“As the author is careful to say, “Genesis of the Cosmos” is concerned with the creation of the physical universe. The scientific method is based upon induction with respect to data which is derived from empirical observations which can be measured or somehow quantified. Scientific theories must conform to the way the universe appears (to scientists), regardless of any underlying, non-empirical presuppositions.
Science, therefore, has nothing to say about Consciousness Itself (aka “Cosmic Consciousness”). Unburdened by the scope-restricting limitations of the scientific method, however, ancient mythology and cosmology have, by contrast, a great deal to say about Consciousness Itself, despite the inherently paradoxical nature of such an undertaking. The unifying concept and commitment of ancient Egyptian culture, for example, is expressed by their word “Maāt”, which signifies both Cosmic Order and Harmony and Consciousness Itself.
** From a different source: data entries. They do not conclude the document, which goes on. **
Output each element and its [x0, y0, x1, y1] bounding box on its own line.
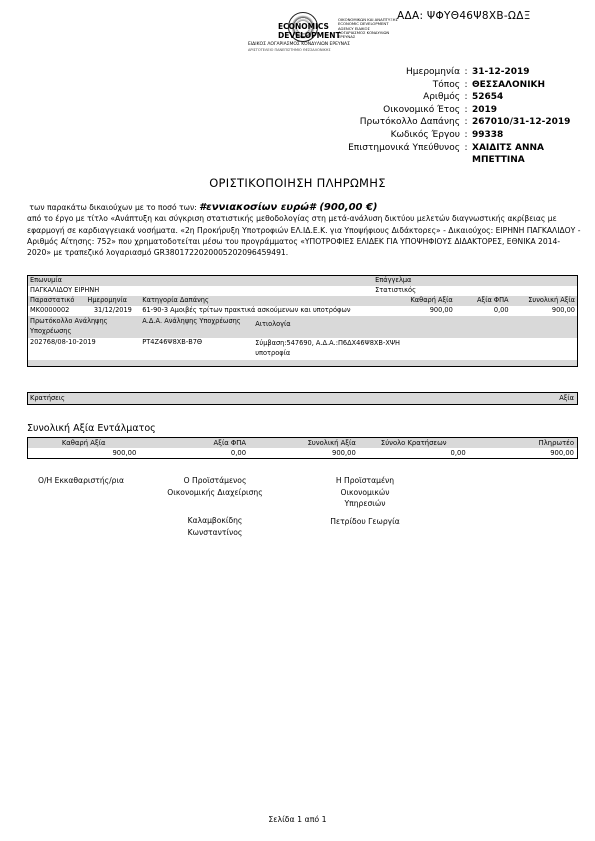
summary-table [27, 437, 578, 459]
meta-label: Τόπος [432, 79, 460, 90]
document-title: ΟΡΙΣΤΙΚΟΠΟΙΗΣΗ ΠΛΗΡΩΜΗΣ [209, 176, 386, 190]
beneficiary-table [27, 275, 578, 367]
meta-label: Πρωτόκολλο Δαπάνης [359, 117, 460, 128]
meta-row-project-code: Κωδικός Έργου : 99338 [300, 129, 587, 142]
meta-value: 2019 [472, 104, 498, 115]
body-amount: #εννιακοσίων ευρώ# (900,00 €) [199, 202, 378, 213]
logo-line-1: ECONOMICS [278, 22, 329, 31]
meta-label: Οικονομικό Έτος [383, 104, 460, 115]
chief-name: Πετρίδου Γεωργία [330, 516, 400, 526]
meta-row-number: Αριθμός : 52654 [300, 91, 587, 104]
profession-value: Στατιστικός [375, 286, 416, 294]
meta-row-fiscal-year: Οικονομικό Έτος : 2019 [300, 104, 587, 117]
meta-label: Επιστημονικά Υπεύθυνος [348, 142, 460, 153]
total-value: 900,00 [551, 306, 575, 314]
meta-row-protocol: Πρωτόκολλο Δαπάνης : 267010/31-12-2019 [300, 116, 587, 129]
head-name-2: Κωνσταντίνος [187, 527, 243, 537]
meta-value: 267010/31-12-2019 [472, 117, 571, 128]
head-title-1: Ο Προϊστάμενος [183, 476, 247, 485]
meta-row-scientific-lead: Επιστημονικά Υπεύθυνος : ΧΑΙΔΙΤΣ ΑΝΝΑ ΜΠΕΤΤΙΝΑ [300, 142, 587, 167]
header-vat: Αξία ΦΠΑ [477, 296, 509, 304]
meta-value: 99338 [472, 129, 504, 140]
reason-value-2: υποτροφία [255, 349, 291, 357]
summary-header-vat: Αξία ΦΠΑ [213, 439, 247, 447]
summary-header-total: Συνολική Αξία [307, 439, 356, 447]
table-row [28, 276, 578, 287]
reason-value: Σύμβαση:547690, Α.Δ.Α.:Π6ΔΧ46Ψ8ΧΒ-ΧΨΗ [255, 339, 400, 347]
summary-total: 900,00 [332, 449, 356, 457]
category-value: 61-90-3 Αμοιβές τρίτων πρακτικά ασκούμενων και υποτρόφων [142, 306, 351, 314]
header-date: Ημερομηνία [87, 296, 127, 304]
surname-value: ΠΑΓΚΑΛΙΔΟΥ ΕΙΡΗΝΗ [30, 286, 100, 294]
institution-logo [248, 12, 398, 62]
summary-title: Συνολική Αξία Εντάλματος [27, 423, 156, 434]
summary-header-payable: Πληρωτέο [538, 439, 574, 447]
header-profession: Επάγγελμα [375, 276, 412, 284]
head-title-2: Οικονομικής Διαχείρισης [167, 487, 263, 497]
table-row [28, 438, 578, 449]
chief-title-3: Υπηρεσιών [344, 499, 386, 508]
chief-title-2: Οικονομικών [340, 487, 390, 497]
table-row [28, 306, 578, 316]
summary-deductions: 0,00 [450, 449, 466, 457]
chief-title-1: Η Προϊσταμένη [335, 476, 395, 485]
logo-line-2: DEVELOPMENT [278, 31, 341, 40]
body-text [27, 202, 582, 258]
summary-vat: 0,00 [230, 449, 247, 457]
summary-payable: 900,00 [550, 449, 574, 457]
header-reason: Αιτιολογία [255, 320, 291, 328]
header-total: Συνολική Αξία [528, 296, 575, 304]
meta-value: 31-12-2019 [472, 67, 530, 77]
document-meta [300, 66, 587, 167]
meta-value: ΘΕΣΣΑΛΟΝΙΚΗ [472, 79, 546, 90]
table-row [28, 286, 578, 296]
head-name-1: Καλαμβοκίδης [187, 516, 243, 525]
doc-value: ΜΚ0000002 [30, 306, 70, 314]
body-intro: των παρακάτω δικαιούχων με το ποσό των: [29, 203, 197, 212]
signature-clearer: Ο/Η Εκκαθαριστής/ρια [38, 476, 125, 485]
table-row [28, 296, 578, 306]
meta-row-date: Ημερομηνία : 31-12-2019 [300, 66, 587, 79]
vat-value: 0,00 [493, 306, 509, 314]
header-ada: Α.Δ.Α. Ανάληψης Υποχρέωσης [142, 317, 241, 325]
header-doc: Παραστατικό [30, 296, 75, 304]
meta-value: ΧΑΙΔΙΤΣ ΑΝΝΑ [472, 142, 544, 153]
ada-value: ΡΤ4Ζ46Ψ8ΧΒ-Β7Θ [142, 338, 203, 346]
header-net: Καθαρή Αξία [410, 296, 453, 304]
meta-label: Ημερομηνία [405, 67, 460, 77]
deductions-label: Κρατήσεις [30, 394, 65, 402]
logo-bottom-1: ΕΙΔΙΚΟΣ ΛΟΓΑΡΙΑΣΜΟΣ ΚΟΝΔΥΛΙΩΝ ΕΡΕΥΝΑΣ [248, 42, 350, 47]
date-value: 31/12/2019 [93, 306, 132, 314]
meta-value: 52654 [472, 92, 504, 103]
meta-label: Αριθμός [423, 92, 460, 103]
logo-bottom-2: ΑΡΙΣΤΟΤΕΛΕΙΟ ΠΑΝΕΠΙΣΤΗΜΙΟ ΘΕΣΣΑΛΟΝΙΚΗΣ [248, 48, 331, 52]
logo-side-text: ΟΙΚΟΝΟΜΙΚΩΝ ΚΑΙ ΑΝΑΠΤΥΞΗΣ ECONOMIC DEVELOPMENT AGENCY ΕΙΔΙΚΟΣ ΛΟΓΑΡΙΑΣΜΟΣ ΚΟΝΔΥΛΙΩΝ ΕΡΕΥΝΑΣ [338, 17, 398, 40]
meta-value-2: ΜΠΕΤΤΙΝΑ [472, 155, 525, 166]
table-row [28, 448, 578, 459]
page-footer: Σελίδα 1 από 1 [268, 815, 327, 824]
meta-row-place: Τόπος : ΘΕΣΣΑΛΟΝΙΚΗ [300, 79, 587, 92]
table-row [28, 316, 578, 338]
deductions-bar [27, 392, 578, 405]
summary-net: 900,00 [112, 449, 137, 457]
header-protocol: Πρωτόκολλο Ανάληψης Υποχρέωσης [30, 317, 108, 335]
table-row [28, 360, 578, 367]
signature-chief [310, 475, 420, 527]
ada-code: ΑΔΑ: ΨΦΥΘ46Ψ8ΧΒ-ΩΔΞ [397, 10, 531, 22]
deductions-value-header: Αξία [559, 394, 574, 402]
signature-head [160, 475, 270, 538]
header-category: Κατηγορία Δαπάνης [142, 296, 209, 304]
summary-header-deductions: Σύνολο Κρατήσεων [380, 439, 447, 447]
summary-header-net: Καθαρή Αξία [61, 439, 106, 447]
protocol-value: 202768/08-10-2019 [30, 338, 96, 346]
meta-label: Κωδικός Έργου [390, 129, 460, 140]
table-row [28, 338, 578, 360]
header-surname: Επωνυμία [30, 276, 62, 284]
body-description: από το έργο με τίτλο «Ανάπτυξη και σύγκριση στατιστικής μεθοδολογίας στη μετά-ανάλυση δικτύου μελετών διαγνωστικής ακρίβειας με εφαρμογή σε καρδιαγγειακά νοσήματα. «2η Προκήρυξη Υποτροφιών ΕΛ.ΙΔ.Ε.Κ. για Υποψήφιους Διδάκτορες» - Δικαιούχος: ΕΙΡΗΝΗ ΠΑΓΚΑΛΙΔΟΥ - Αριθμός Αίτησης: 752» που χρηματοδοτείται μέσω του προγράμματος «ΥΠΟΤΡΟΦΙΕΣ ΕΛΙΔΕΚ ΓΙΑ ΥΠΟΨΗΦΙΟΥΣ ΔΙΔΑΚΤΟΡΕΣ, ΕΘΝΙΚΑ 2014-2020» με τραπεζικό λογαριασμό GR3801722020005202096459491. [27, 214, 581, 258]
net-value: 900,00 [429, 306, 453, 314]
Any effort to correlate modern scientific theories of “creation” (or matter/energy) with ancient worldviews is necessarily concerned only with Cosmic Order and Harmony but not with Consciousness per se. This is as it should be, so even though I am pointing out a limitation in all such correlations, this inherent limitation should not be taken as a criticism. On the contrary, I applaud LaViolette for drawing our attention to this very limitation. I interpret his silence concerning Consciousness as merely the appropriate posture of a scientist talking about science.
The underlying theme of “order out of chaos” and the assumption of an all-pervasive, uncreated ether leads to an apparent contradiction or confusion which I will try to clarify. LaViolette views the ether as an “etheric substance” having the properties of uniformity, entropy, chaos, and disorder. This initial state is also characterized by “perfect symmetry”; hence, perfect symmetry is identified with chaos and disorder. This seems a queer and contradictory juxtaposition. A uniform field is not disordered or chaotic as we normally understand these terms, and calling it perfectly symmetrical doesn’t seem quite right either.”